Fabrício Samahá, editorNo sábado passado, dia 19, passei por uma experiência que me deu o que pensar. Estava dirigindo um carro de teste por uma rua com certa circulação de pedestres, crianças inclusive, e por isso rodava bem devagar, abaixo de 20 km/h. Quando passava a algo como dois metros de uma calçada à minha esquerda, fui surpreendido pelo alerta da passageira ao lado, que disse algo como "olhe o garoto!". A reação de frear foi imediata e, pela baixa velocidade, o carro parou imediatamente. O menino de uns cinco anos, que a mãe ou (ir)responsável não segurava naquele momento, vinha da calçada em nossa direção, pela esquerda.

Seja pela prudência de estar devagar, seja pela sorte de minha passageira olhar na direção certa na hora certa, seja pela soma dos fatores, tudo não passou de um susto — para nós e para o garoto, com certeza.
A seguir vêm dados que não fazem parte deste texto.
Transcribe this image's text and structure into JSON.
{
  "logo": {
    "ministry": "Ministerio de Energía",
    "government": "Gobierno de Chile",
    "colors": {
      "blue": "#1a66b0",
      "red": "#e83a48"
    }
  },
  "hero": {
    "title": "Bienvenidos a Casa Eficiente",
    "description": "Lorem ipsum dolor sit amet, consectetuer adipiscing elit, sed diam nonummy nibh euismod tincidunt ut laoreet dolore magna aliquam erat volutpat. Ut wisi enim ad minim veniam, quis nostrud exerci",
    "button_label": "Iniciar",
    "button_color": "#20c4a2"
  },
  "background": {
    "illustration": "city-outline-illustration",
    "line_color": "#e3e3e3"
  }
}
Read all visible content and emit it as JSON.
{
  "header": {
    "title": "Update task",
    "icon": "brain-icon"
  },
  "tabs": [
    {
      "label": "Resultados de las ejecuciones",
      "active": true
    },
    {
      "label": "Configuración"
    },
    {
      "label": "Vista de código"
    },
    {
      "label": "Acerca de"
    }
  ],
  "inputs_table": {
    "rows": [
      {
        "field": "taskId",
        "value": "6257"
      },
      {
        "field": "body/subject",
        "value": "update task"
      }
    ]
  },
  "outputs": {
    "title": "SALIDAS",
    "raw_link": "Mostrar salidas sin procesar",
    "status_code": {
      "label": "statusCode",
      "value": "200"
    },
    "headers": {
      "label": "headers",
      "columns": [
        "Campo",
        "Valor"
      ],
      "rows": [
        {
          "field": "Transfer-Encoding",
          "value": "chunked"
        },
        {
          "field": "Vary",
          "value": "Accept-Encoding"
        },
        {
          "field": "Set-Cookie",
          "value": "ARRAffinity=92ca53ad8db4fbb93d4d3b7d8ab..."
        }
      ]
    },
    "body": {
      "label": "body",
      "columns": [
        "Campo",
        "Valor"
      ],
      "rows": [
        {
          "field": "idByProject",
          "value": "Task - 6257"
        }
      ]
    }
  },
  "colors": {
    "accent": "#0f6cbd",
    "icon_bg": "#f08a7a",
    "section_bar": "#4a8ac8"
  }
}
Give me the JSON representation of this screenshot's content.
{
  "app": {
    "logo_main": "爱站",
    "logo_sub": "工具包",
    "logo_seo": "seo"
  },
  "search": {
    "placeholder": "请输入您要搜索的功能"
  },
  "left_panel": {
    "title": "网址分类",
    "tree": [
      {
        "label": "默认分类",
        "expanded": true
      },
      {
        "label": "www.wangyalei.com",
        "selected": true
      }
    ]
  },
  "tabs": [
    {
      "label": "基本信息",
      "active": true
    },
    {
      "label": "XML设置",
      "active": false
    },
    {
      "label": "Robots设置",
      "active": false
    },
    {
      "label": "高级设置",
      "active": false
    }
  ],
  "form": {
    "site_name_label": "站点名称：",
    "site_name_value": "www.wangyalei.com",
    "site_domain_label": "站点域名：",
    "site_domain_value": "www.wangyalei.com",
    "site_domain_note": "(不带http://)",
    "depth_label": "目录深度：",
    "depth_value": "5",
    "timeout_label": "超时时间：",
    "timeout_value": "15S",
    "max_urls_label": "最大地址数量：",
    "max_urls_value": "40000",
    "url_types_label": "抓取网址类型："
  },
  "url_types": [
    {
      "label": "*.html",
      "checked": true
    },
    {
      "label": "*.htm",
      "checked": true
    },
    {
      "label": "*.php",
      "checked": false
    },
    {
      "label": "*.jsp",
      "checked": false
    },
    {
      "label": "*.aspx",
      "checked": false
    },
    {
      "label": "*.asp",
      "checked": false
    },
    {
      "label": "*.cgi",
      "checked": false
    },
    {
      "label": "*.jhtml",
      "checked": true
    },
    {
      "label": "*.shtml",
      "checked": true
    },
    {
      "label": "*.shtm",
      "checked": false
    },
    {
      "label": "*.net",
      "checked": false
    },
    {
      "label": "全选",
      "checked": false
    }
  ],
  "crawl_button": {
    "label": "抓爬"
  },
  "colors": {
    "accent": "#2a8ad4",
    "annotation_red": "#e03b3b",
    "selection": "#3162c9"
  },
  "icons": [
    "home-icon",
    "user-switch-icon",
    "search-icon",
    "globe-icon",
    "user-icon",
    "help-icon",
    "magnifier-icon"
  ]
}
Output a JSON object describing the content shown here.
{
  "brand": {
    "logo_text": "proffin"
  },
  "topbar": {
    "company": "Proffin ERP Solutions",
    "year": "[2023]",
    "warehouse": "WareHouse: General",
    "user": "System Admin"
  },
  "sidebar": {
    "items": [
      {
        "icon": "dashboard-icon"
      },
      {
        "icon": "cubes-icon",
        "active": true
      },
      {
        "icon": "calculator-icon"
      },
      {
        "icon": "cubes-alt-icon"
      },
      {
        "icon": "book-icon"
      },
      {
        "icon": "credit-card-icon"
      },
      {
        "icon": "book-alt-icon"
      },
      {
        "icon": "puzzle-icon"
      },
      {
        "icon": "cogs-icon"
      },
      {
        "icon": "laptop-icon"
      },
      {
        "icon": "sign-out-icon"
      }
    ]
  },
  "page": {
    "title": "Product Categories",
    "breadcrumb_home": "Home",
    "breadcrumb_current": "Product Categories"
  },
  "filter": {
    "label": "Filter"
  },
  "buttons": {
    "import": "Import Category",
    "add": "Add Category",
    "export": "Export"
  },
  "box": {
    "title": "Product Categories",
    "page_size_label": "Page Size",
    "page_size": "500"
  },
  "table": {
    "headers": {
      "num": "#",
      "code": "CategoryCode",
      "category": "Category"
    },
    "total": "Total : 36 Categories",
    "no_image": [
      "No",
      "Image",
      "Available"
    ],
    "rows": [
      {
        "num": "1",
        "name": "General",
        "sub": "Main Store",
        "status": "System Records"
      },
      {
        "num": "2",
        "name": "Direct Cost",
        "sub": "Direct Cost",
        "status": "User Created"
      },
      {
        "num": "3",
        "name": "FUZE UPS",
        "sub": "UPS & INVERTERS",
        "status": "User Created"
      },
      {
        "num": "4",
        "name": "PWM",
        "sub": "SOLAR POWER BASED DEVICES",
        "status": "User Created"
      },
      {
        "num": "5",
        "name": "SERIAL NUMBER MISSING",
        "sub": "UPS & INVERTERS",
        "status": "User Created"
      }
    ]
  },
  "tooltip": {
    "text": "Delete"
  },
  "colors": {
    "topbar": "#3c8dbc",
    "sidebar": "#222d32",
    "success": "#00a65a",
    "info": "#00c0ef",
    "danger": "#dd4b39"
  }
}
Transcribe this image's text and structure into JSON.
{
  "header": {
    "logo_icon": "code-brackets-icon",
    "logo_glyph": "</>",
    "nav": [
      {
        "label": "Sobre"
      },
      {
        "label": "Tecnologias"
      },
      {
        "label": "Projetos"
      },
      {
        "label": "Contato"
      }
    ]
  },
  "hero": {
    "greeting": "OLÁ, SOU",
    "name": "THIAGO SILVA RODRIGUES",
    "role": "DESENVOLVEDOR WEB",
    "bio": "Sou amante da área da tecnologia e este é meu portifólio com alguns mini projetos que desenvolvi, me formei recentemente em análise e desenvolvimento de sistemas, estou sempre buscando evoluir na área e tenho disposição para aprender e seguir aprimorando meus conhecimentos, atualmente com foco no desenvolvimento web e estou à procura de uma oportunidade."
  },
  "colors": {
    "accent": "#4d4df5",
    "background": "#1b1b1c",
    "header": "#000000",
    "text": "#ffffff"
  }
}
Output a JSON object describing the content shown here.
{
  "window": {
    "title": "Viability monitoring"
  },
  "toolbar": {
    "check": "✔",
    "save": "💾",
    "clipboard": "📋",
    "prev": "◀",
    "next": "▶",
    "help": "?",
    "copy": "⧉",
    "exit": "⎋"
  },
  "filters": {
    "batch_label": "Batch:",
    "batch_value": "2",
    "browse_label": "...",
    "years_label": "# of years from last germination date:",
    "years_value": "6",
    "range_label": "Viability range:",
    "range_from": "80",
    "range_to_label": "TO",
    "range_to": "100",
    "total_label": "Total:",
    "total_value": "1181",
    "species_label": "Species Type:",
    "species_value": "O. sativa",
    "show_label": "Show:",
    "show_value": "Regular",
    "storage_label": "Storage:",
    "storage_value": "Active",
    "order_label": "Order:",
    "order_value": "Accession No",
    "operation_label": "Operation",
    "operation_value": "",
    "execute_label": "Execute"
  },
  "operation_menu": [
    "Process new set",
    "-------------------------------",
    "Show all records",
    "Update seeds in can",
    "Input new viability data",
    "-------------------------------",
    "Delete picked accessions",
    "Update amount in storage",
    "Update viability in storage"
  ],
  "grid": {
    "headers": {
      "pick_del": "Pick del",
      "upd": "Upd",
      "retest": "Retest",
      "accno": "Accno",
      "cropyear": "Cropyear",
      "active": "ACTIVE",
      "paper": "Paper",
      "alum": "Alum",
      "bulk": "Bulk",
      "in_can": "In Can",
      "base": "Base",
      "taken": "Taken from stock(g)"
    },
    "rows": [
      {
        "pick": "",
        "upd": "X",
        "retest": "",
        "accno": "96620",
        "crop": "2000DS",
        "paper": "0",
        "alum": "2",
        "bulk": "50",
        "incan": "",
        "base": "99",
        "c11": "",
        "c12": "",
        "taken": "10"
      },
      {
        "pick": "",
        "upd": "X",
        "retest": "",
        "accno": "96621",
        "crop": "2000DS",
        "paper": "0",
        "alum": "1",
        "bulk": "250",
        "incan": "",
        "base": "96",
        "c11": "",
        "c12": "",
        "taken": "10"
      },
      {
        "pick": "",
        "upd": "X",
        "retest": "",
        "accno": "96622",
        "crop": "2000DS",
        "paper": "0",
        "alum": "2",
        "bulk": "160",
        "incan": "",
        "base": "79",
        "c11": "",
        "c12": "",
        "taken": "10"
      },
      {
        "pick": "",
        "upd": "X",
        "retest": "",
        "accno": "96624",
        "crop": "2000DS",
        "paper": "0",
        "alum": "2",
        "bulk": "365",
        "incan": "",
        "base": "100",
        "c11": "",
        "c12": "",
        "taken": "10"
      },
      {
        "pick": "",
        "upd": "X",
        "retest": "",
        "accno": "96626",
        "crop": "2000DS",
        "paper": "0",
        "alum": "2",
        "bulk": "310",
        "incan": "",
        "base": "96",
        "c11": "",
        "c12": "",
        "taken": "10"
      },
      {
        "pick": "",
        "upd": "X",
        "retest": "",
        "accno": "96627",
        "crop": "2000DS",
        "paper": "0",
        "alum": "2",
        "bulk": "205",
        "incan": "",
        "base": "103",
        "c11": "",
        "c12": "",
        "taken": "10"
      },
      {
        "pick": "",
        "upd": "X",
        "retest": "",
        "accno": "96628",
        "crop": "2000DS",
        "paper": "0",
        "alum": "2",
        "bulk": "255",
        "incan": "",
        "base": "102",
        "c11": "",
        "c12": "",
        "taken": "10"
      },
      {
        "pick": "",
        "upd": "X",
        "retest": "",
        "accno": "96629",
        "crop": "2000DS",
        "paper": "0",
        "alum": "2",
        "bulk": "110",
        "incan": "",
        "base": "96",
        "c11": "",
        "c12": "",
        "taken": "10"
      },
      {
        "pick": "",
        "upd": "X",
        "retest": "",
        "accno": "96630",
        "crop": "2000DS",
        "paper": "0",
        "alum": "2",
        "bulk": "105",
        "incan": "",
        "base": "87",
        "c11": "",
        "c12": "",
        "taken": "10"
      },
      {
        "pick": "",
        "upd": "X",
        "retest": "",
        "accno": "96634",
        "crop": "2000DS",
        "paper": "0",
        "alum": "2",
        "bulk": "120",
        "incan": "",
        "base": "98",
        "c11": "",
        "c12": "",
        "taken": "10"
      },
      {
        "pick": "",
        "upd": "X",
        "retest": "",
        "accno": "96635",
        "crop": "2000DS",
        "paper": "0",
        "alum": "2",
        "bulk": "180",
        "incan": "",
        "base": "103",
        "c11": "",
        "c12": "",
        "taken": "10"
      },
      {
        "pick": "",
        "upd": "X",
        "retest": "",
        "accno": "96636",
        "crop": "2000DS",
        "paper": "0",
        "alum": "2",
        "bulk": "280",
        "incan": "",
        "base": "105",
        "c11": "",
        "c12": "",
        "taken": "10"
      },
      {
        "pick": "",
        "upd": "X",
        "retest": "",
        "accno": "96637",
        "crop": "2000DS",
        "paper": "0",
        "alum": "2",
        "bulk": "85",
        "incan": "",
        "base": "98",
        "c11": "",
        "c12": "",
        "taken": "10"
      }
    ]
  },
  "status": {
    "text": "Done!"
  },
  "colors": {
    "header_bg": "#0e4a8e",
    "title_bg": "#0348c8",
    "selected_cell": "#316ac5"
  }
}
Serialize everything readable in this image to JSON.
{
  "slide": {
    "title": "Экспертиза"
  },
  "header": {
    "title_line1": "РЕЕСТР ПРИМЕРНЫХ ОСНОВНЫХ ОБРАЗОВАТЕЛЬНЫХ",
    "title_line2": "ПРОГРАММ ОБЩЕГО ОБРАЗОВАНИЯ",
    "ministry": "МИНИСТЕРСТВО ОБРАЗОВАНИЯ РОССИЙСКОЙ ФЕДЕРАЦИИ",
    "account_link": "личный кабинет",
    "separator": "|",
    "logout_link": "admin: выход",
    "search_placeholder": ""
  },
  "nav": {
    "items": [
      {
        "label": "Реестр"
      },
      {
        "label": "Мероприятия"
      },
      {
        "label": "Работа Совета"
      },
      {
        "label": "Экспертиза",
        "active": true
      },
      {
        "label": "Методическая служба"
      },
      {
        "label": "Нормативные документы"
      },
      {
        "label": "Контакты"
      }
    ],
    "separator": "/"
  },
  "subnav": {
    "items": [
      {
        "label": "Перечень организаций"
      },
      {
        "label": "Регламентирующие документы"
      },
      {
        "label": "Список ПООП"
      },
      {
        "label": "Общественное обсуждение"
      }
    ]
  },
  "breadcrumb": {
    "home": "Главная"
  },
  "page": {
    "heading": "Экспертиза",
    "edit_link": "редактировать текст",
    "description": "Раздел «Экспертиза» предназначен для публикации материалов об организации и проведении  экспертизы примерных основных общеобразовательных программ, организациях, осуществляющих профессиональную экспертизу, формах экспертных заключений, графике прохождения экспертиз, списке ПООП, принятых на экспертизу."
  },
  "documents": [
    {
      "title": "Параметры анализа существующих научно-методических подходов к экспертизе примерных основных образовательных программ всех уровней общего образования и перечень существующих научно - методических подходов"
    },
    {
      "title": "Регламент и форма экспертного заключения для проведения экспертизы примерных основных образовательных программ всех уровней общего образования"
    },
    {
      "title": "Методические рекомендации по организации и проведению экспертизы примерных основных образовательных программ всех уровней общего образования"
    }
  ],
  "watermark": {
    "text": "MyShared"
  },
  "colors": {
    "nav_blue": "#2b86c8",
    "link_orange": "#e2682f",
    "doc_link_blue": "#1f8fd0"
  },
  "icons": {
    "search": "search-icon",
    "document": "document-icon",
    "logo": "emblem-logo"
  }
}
Mas algo me incomodou em particular: mesmo atento aos pedestres ao redor, só pude ver o menino quando ele já estava à frente do carro, visível pelo pára-brisa. Até então, para mim ele continuava na calçada onde estava antes.

Distração? Óculos de laterais fechadas? Nada disso: o problema era o carro em questão, uma Fiat Idea, cuja avaliação logo estará no BCWS. Como poderia ser uma Chevrolet Meriva ou uma Citroën Xsara Picasso.

O que têm essas minivans com a situação de risco descrita? As colunas dianteiras. O projeto da carroceria dos três modelos previu duas colunas de cada lado da frente, com um vidro triangular no meio. Essa duplicidade fez-se necessária porque o estilo definido pelos fabricantes colocou o pára-brisa bem à frente, de modo que uma mesma coluna não serviria como apoio desse vidro e recorte da porta dianteira, como acontece em qualquer automóvel e também na primeira das minivans compactas, a Renault Scénic (na Zafira, também da GM, a coluna separa-se em duas na parte inferior com um pequeno vidro triangular, solução intermediária que não compromete).

Se no lado direito as duas colunas não prejudicam tanto, pela posição e distância em relação ao motorista, no esquerdo a situação é bastante grave. De acordo com o biótipo do condutor e a posição em que ajusta seu banco, as duas colunas esquerdas quase se fundem em um largo bloco (veja a foto tirada na Idea com a câmera junto ao rosto). Pronto: está criado um enorme ponto cego, uma parede fixa ao lado do motorista, pronta a esconder pedestres, condutores de veículos de duas rodas e, com algum azar, até mesmo um carro que venha daquela direção a certa distância.

O risco não aparece só em situações como a do garoto que atravessou à minha frente, mas em toda condição em que a visão ligeiramente à esquerda seja decisiva. Pode ser um cruzamento em rua estreita ou uma curva para esse lado, por exemplo. Em estradas sinuosas de mão dupla, costumo buscar apoio no vidro lateral esquerdo para ver se não há um veículo em sentido contrário na mesma curva — que pode até ter invadido minha faixa, exigindo pronta reação. E vidro lateral não tem limpador para os dias chuvosos.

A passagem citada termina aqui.